Masdem terdiam, seakan asik dengan internetnya.
“Udah keluar, Fa. Mau gw liatin nggak?”
“Haisssh... Nggak usah deh, Mas.”
“Haha, gw liat ya,”
Gw hanya berdo’a dalam hati, “Ya Rabb, semoga nggak lolos. Apapun itu, plis, jangan dilolosin.”
“Ini nama lu ada, Fa!”
“Hah? Seriusan lu? Ada berapa anak IPB?”
“Ada 8 kayaknya”
. . . .
“Mbak, aku keterima FIM e...”
“Wes, bagus toh. Selamat ya”
“Aisssh... Aku kayaknya nggak ngambil,” dia mempelototiku dengan cara yang aneh. Seperti nggak percaya.
“Apa? Kamu ngomong apa tadi?”
“Anu, mbak. Aku UTS, ndak mungkin lah aku ninggalin UTS.”
Dia memukul bahuku dengan Hape yang dipegangnya, “Heh, Al.
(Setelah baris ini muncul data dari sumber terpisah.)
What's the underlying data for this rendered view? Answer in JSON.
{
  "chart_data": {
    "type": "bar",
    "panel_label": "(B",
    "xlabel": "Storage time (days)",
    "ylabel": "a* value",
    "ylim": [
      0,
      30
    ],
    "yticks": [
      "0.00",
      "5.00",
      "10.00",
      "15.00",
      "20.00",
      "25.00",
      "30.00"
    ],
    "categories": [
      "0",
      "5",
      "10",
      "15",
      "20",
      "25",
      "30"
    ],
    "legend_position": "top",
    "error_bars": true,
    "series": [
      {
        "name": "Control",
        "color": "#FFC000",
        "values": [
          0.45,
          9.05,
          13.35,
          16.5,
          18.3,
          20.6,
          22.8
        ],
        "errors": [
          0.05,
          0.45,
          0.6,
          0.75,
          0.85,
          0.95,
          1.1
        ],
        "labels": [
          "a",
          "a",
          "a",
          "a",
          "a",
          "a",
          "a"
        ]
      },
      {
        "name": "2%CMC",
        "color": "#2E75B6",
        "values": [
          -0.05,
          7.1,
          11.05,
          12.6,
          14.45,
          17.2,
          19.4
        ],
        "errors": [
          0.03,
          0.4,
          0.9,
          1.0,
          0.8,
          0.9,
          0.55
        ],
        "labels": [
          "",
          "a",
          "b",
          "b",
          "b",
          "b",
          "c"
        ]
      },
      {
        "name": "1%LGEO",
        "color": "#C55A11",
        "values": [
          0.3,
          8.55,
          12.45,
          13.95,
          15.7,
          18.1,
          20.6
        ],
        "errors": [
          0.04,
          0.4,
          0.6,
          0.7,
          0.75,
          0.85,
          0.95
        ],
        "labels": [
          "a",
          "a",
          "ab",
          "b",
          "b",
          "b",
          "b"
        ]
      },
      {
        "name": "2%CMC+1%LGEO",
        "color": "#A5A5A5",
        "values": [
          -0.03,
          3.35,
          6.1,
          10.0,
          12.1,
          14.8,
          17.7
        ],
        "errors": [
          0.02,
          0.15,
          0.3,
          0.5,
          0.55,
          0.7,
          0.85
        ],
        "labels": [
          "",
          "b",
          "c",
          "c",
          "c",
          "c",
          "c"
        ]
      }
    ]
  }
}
Dari awal juga bukannya kamu udah tau kalau FIM itu barengan sama UTS?” Gw hanya mengangguk. “Lha, terus kenapa kamu apply?”
“Ndak tau, aku iseng aja. Terus lolos. Suer deh, mbak.”
“Aku ndak rela ya kalau kamu lepas FIM itu. Kamu dzolim, Al.”
“Lha, kenapa?
“Kamu dzolim sama panitia yang udah milih kamu. Kamu juga dzolim sama peserta yang bersaing sama kamu. Kamu ndak tau sih gimana cara nentuin pesertanya,” Dia, sebut saja namanya Atika. Atika Luthfiyyah.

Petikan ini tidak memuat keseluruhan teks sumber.